The two reportedly discussed what will be a first for a US president: calling the 1915 mass killings a ‘genocide’.
Turkey’s President Recep Tayyip Erdogan has denounced United States President Joe Biden’s recognition of the Armenian genocide as “groundless” and harmful to bilateral ties.
Biden’s historic declaration on Saturday infuriated the US’s NATO ally Turkey, which has said the announcement had opened a “deep wound” in relations that have already been strained over a host of issues.
In a televised address on Monday, Erdogan said “the wrong step” would hinder ties and said Turkey still sought to establish “good neighbourly” ties with Armenia.
“The US president has made comments that are groundless and unfair,” Erdogan said.
“We believe that these comments were included in the declaration following pressure from radical Armenian groups and anti-Turkish circles. But this situation does not reduce the destructive impact of these comments.”
The Armenians – supported by historians and scholars – say 1.5 million of their people died in a “genocide” committed under the Ottoman Empire during World War I.
Ankara accepts that both Armenians and Turks died in huge numbers as Ottoman forces fought tsarist Russia.
But Turkey vehemently denies a deliberate policy of genocide and notes that the term had not been legally defined at the time.
Biden tried to temper the expected Turkish anger by calling Erdogan for the first time since taking office in January.

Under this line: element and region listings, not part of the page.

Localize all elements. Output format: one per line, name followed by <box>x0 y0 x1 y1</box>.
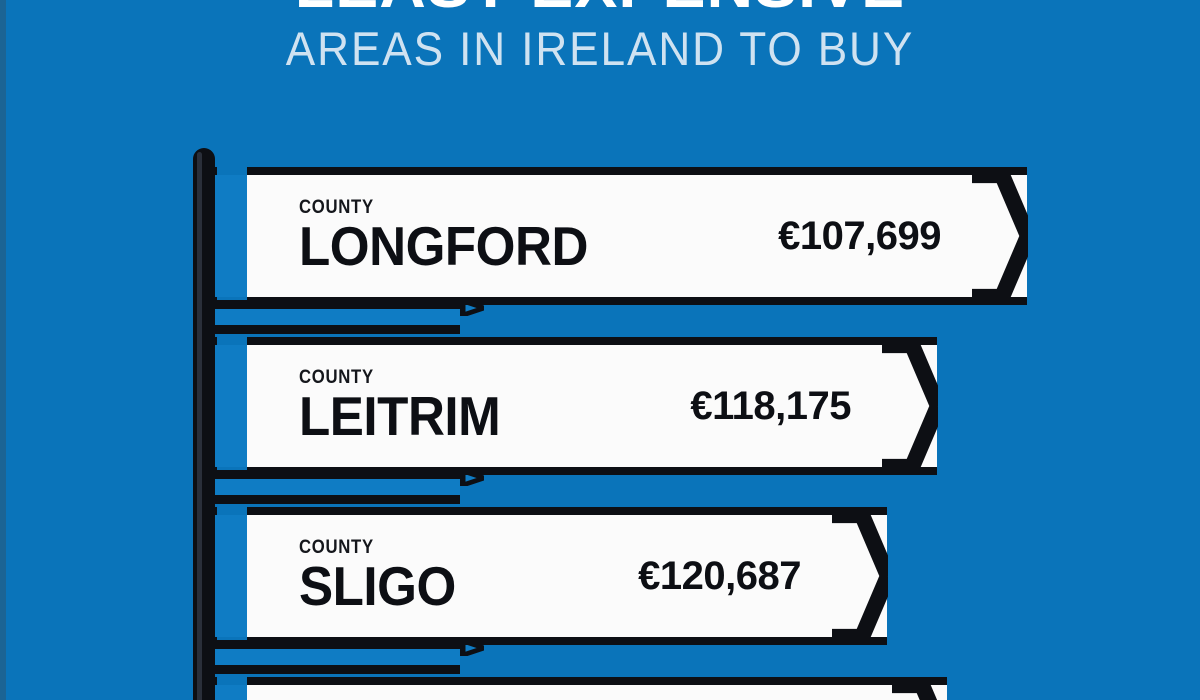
signboard-longford[interactable]: COUNTY LONGFORD €107,699 <box>205 167 1067 305</box>
sign-panel: COUNTY LONGFORD €107,699 <box>247 167 1028 305</box>
sign-inner-gap <box>213 685 247 700</box>
sign-kicker-label: COUNTY <box>299 197 374 218</box>
sign-depth-slab <box>205 640 484 674</box>
sign-panel: COUNTY LEITRIM €118,175 <box>247 337 938 475</box>
sign-kicker-label: COUNTY <box>299 367 374 388</box>
sign-arrow-tip-icon <box>972 175 1028 297</box>
sign-panel: COUNTY SLIGO €120,687 <box>247 507 888 645</box>
sign-text-group: COUNTY SLIGO <box>299 538 468 614</box>
signpost-pole-highlight <box>197 152 202 700</box>
sign-arrow-tip-icon <box>892 685 938 700</box>
signboard-leitrim[interactable]: COUNTY LEITRIM €118,175 <box>205 337 977 475</box>
left-edge-strip <box>0 0 6 700</box>
sign-inner-gap <box>213 515 247 637</box>
sign-price-value: €118,175 <box>690 384 851 428</box>
sign-depth-slab <box>205 300 484 334</box>
sign-county-name: LEITRIM <box>299 385 501 447</box>
sign-text-group: COUNTY LEITRIM <box>299 368 515 444</box>
signboard-partial-cropped[interactable] <box>205 677 987 700</box>
sign-county-name: LONGFORD <box>299 215 588 277</box>
sign-inner-gap <box>213 345 247 467</box>
sign-panel <box>247 677 947 700</box>
sign-price-value: €107,699 <box>778 214 941 258</box>
sign-text-group: COUNTY LONGFORD <box>299 198 610 274</box>
sign-price-value: €120,687 <box>638 554 801 598</box>
sign-arrow-tip-icon <box>832 515 888 637</box>
sign-arrow-tip-icon <box>882 345 938 467</box>
sign-county-name: SLIGO <box>299 555 456 617</box>
signboard-sligo[interactable]: COUNTY SLIGO €120,687 <box>205 507 927 645</box>
headline-block: LEAST EXPENSIVE AREAS IN IRELAND TO BUY <box>0 0 1200 74</box>
sign-kicker-label: COUNTY <box>299 537 374 558</box>
sign-depth-slab <box>205 470 484 504</box>
page-title: LEAST EXPENSIVE <box>0 0 1200 18</box>
sign-inner-gap <box>213 175 247 297</box>
page-subtitle: AREAS IN IRELAND TO BUY <box>285 22 915 75</box>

The two leaders agreed in the Friday phone call to meet on the sidelines of a NATO summit in June.
But Erdogan said on Monday that Biden needed “to look in the mirror” when calling the century-old events a genocide.
“The Native Americans, I don’t even need to mention them, what happened is clear,” he said, in reference to the treatment of Native Americans by European settlers.
“While all these truths are out there, you cannot pin the genocide accusation on the Turkish people.”
Al Jazeera’s Kimberly Halkett, reporting from Washington, DC, said that “historically, this has been about 40 years in the making in terms of successive presidents promising to do this declaration and then learning once they were in office that for strategic interests, it may not be in the US’s best interests to do so.
“That dynamic has changed. The feeling in the US is that it’s a result of Turkey’s actions, not the US’s actions that have resulted in this declaration,” Halkett said.
She added that the US administration views Turkey as a NATO partner but believes that Turkey has not always reciprocated.
Biden’s statement came at a time when Ankara and Washington have been struggling to repair ties, strained when Turkey bought S-400 missile defence systems from Russia, resulting in US sanctions, policy differences in Syria and legal matters.
Erdogan said he expected to “open the door for a new period” in ties and discuss all disputes with Biden at the NATO summit in June, but warned that ties would deteriorate further unless the allies could compartmentalise issues.
“We now need to put aside our disagreements and look at what steps we can take from now on, otherwise we will have no choice but to do what is required by the level our ties fell to on April 24,” he said.